Xi pledges to break ‘connectivity bottleneck’ with infrastructure project that will help Eurasian countries and counter US influence.
China will put US$40 billion (HK$310 billion) into a Silk Road Fund to improve infrastructure links across the Asia-Pacific, President Xi Jinping announced yesterday.
Addressing the leaders of Bangladesh, Cambodia, Laos, Mongolia, Myanmar, Pakistan and Tajikistan at a meeting in Beijing on Asia-Pacific development, Xi said the fund’s goal was to “break the connectivity bottleneck” in the region.
Analysts said the fund was intended to serve as a challenge to the United States’ renewed focus on Asia.
Xi said the fund would be used to provide investment and financing for infrastructure and resources, and to boost industrial and financial cooperation to forge better links between countries along the “new Silk Road”. It is part of Beijing’s strategy for an economic bloc to revive trade along the route between China and the Mediterranean.
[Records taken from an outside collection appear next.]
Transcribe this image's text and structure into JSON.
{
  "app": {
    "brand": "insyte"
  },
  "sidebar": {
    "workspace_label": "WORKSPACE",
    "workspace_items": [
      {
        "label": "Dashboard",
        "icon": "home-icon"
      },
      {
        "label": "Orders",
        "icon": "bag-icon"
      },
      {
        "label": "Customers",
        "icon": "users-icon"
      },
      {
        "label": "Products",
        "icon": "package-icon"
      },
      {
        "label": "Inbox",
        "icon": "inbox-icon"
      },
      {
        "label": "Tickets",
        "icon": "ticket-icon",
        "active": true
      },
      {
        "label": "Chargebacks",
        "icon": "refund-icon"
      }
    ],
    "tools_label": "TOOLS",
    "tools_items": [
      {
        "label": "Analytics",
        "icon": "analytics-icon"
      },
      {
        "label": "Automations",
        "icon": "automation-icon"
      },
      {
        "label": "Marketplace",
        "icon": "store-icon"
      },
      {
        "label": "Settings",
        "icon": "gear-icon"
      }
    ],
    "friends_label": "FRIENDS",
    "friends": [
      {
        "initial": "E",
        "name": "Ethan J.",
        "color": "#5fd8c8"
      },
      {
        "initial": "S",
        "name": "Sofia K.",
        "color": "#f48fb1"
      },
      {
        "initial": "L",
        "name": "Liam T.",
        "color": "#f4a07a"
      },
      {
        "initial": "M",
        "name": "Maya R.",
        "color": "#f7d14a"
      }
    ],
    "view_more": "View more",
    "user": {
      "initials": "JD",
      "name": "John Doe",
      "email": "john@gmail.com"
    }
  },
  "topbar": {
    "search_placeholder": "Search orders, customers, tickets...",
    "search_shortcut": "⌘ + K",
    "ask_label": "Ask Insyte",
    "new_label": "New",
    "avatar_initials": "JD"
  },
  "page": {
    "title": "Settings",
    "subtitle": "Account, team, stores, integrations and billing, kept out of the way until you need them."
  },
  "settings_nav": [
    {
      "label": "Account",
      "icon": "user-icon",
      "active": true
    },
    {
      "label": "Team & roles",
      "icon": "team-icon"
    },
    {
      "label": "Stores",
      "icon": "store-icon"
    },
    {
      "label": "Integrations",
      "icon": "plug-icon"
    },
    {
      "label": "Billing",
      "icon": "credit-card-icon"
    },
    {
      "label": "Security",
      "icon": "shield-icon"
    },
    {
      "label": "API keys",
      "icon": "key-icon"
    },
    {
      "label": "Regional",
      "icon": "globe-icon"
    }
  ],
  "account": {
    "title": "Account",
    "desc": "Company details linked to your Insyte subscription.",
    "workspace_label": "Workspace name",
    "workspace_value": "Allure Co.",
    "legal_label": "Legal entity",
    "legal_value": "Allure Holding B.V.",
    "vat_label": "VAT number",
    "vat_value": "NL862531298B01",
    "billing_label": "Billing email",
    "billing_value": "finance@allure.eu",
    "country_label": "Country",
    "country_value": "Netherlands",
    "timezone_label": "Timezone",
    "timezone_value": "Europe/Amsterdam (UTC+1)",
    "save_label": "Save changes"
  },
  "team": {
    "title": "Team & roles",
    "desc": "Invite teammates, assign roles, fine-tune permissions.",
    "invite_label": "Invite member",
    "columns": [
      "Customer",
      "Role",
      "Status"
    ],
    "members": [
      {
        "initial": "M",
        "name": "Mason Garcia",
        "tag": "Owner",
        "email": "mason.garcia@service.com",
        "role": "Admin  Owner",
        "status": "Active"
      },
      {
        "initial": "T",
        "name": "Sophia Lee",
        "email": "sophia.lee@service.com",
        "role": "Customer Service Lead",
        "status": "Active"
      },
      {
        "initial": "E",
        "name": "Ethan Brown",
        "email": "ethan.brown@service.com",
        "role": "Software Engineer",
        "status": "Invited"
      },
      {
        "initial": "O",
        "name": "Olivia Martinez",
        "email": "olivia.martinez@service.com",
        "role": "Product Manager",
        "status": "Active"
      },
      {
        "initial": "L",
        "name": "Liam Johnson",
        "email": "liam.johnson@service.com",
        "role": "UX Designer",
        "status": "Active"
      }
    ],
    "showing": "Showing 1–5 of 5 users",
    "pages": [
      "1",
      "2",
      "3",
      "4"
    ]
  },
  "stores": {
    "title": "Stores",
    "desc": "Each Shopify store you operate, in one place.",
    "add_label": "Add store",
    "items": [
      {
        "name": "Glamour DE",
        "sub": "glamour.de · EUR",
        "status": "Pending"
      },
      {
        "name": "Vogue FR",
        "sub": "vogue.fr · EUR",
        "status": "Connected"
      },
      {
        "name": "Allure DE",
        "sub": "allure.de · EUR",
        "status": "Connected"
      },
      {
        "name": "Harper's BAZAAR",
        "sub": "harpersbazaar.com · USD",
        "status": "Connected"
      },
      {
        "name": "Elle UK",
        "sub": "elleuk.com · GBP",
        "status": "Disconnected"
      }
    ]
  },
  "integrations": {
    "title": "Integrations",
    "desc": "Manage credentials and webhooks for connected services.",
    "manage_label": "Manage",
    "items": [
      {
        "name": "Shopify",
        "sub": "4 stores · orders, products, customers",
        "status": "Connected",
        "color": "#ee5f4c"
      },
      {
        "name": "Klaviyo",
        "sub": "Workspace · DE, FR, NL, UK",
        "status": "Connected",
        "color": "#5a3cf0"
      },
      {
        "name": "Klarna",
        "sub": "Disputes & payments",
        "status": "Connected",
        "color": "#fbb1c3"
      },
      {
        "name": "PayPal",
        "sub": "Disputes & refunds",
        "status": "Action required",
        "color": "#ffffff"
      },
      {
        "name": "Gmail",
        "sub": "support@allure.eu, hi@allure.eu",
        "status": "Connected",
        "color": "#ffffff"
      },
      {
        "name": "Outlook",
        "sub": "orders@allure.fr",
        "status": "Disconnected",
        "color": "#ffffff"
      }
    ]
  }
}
The fund will be “open” to active participation by investors from both within and outside of Asia, and “such a framework accommodates the needs of various countries and covers both land and sea-related projects”, Xinhua quoted Xi as saying.
Representatives of the United Nations Economic and Social Commission for Asia and the Pacific and the Shanghai Cooperation Organisation also attended the meeting.
Zhou Fangyin , a professor at the Guangdong Research Institute for International Strategies, said the fund, which is expected to help more than 60 Eurasian countries upgrade their infrastructure, was designed to burnish China’s international image by projecting it as a responsible international player.
“The announcement of the Silk Road Fund indicates that Xi is really taking action on China’s Silk Road strategy, which he first raised in September last year. It comes as many Asian countries doubt China’s claim to be a peace-loving and responsible superpower,” Zhou said.
“The Silk Road strategy aims to challenge US President Barack Obama’s ‘pivot to Asia’ by using the lure of trade and investment. I think it will be quite effective as many Asian countries are keen to develop infrastructure but struggle to do so because of a lack of capital and technology.”
Zhou said Xi also hoped the Silk Road strategy, which aims to put China at the centre of the Asian economic zone, would drive broad-based development in border areas like Xinjiang , Tibet and Yunnan through the development of high-speed railways and international ports.
Qiao Mu , dean of the Centre for International Communication Studies at Beijing Foreign Studies University, said financial incentives were the “easiest and the most effective way” for China to improve its relationship with its neighbours, but the strategy posed a threat at home.
“I am afraid that such a generous investment will trigger public anger as our education and medical sectors also need financial support,” Qiao said.
“China has too much money – its foreign reserves are near US$4 trillion … But Chinese taxpayers can’t check whether the government spends the money in a useful way due to the current political system.”